Anderson is a three-month-old baby boy who lives with his mother, grandmother, and siblings in rural Guatemala. Anderson was born a healthy baby, but because his mother cannot produce breast milk, he has become severely malnourished, a condition that occurs from consuming too little protein, calories, and nutrients. In the short term, malnutrition means Anderson has little energy to grow, and that his immune system is weak, leaving him vulnerable to diseases that could further compromise his growth. If left untreated, he may also face the long-term consequences of malnutrition, such as increased risk of chronic illness and a lowered IQ. Concerned for his well-being, his mother took Anderson to our medical partner, Wuqu' Kawoq, for treatment. Beginning May 13, Anderson will receive formula to replace his mother's breast milk, micronutrients, and food supplementation, as well as regular growth monitoring. Community health workers will also teach his mother how to create a nutrient rich diet using limited resources. The $1,162 requested will cover all expenses of his continued treatment, allowing him to gain weight, strengthen his immune system, and catch up with other children his age. Anderson’s mother says, “I'm looking forward to my son getting the formula and gaining weight. I am very worried about him.”

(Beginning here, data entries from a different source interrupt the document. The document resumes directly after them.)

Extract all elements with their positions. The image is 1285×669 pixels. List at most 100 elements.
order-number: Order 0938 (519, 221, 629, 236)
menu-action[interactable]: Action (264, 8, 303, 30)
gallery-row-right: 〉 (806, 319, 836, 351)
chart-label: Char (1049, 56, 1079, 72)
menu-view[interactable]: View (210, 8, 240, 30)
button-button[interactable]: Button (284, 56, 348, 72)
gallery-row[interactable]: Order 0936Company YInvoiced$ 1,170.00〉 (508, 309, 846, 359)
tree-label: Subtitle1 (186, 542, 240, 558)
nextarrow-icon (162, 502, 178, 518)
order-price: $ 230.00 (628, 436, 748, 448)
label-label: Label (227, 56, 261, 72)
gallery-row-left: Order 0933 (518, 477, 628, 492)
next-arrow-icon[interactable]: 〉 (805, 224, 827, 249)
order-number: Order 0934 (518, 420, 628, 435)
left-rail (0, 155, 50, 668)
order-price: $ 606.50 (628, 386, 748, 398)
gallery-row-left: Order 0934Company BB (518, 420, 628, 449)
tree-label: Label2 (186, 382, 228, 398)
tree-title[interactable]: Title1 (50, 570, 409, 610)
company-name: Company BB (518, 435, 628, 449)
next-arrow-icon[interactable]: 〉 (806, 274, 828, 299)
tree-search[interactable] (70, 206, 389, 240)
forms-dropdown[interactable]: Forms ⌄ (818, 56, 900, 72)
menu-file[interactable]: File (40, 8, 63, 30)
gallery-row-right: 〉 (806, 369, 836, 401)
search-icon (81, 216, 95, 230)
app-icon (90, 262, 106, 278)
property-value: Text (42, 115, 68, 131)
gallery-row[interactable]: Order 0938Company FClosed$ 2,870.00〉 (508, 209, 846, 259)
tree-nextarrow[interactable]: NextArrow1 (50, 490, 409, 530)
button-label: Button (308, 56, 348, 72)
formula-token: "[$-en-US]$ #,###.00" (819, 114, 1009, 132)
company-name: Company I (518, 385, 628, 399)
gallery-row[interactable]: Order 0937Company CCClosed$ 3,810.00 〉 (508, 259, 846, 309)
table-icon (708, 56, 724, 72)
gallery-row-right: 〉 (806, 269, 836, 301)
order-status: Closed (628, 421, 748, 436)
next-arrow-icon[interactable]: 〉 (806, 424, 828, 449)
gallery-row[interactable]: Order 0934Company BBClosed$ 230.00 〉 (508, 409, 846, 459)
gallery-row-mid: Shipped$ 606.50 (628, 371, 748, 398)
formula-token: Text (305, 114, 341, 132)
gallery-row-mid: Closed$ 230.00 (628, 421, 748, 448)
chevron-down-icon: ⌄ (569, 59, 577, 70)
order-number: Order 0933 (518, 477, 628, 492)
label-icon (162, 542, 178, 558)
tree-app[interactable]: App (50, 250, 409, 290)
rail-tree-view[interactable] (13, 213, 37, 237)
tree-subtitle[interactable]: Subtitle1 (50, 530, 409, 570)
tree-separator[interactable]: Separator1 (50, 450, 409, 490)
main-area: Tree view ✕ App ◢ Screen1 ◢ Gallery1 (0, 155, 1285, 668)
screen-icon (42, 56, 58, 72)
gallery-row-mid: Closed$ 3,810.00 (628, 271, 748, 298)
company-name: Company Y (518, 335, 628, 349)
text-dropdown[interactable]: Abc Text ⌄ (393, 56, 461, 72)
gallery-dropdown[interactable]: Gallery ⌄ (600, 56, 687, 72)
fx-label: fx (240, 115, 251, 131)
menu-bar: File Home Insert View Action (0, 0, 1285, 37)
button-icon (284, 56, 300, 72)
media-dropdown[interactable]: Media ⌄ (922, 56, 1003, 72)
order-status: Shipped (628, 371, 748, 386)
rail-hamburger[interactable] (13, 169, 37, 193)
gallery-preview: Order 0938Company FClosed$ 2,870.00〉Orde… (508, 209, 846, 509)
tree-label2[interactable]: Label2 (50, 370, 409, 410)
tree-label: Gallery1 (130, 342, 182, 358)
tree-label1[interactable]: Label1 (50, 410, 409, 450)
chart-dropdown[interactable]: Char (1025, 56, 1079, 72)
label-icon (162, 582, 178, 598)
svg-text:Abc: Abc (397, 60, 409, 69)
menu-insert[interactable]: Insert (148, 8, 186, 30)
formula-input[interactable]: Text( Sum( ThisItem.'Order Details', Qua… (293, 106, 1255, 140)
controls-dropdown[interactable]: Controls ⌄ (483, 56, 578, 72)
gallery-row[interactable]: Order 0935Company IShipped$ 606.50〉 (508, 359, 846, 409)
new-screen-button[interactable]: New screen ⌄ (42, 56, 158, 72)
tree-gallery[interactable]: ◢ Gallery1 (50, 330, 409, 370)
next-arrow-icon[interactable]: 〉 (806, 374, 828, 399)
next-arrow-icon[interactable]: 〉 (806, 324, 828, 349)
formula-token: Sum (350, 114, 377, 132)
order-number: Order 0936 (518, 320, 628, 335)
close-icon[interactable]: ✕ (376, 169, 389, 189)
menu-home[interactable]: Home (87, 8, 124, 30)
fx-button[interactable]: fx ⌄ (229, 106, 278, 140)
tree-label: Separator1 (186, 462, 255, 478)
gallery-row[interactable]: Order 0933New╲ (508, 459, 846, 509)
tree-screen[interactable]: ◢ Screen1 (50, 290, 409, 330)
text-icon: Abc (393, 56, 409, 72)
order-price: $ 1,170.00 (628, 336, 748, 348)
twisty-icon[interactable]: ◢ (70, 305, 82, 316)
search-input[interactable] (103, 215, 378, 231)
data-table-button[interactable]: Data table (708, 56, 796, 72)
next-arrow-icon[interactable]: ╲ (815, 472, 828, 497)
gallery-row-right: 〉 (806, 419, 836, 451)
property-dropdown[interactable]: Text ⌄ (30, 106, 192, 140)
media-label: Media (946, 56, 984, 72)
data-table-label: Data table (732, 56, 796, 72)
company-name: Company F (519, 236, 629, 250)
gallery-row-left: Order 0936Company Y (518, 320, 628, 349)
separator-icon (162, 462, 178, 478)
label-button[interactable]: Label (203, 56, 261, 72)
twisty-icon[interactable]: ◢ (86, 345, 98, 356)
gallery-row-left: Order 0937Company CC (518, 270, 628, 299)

Ziporah is an active 12-year-old girl from the Democratic Republic of Congo. For the past two years, Ziporah has helped support her family by working as a maid in Uganda. Ziporah's employer has helped fund her education, and she is currently in her fifth year of primary school. Her favorite subject is science, and she hopes to one day become a nurse. When she is not studying or working, Ziporah likes to skip rope and play netball and dodge ball with her classmates. Recently, Ziporah developed a high fever and was tested for malaria, but the test results came back negative. When she was tested for a second time, her results came back positive for a strain of malaria called Plasmodium vivax, which is uncommon in southwestern Uganda. If left untreated, this strain of malaria can rapidly worsen and may cause painful spleen enlargement. Ziporah needs treatment to stop the progression of the disease. Our medical partner, the Kellerman Foundation, is requesting $120 to fund Ziporah's treatment, which will begin on May 10. Ziporah's family has paid seven dollars to help cover the costs of her treatment. Ziporah looks forward to getting well so that she can return to school with her classmates when the new term begins.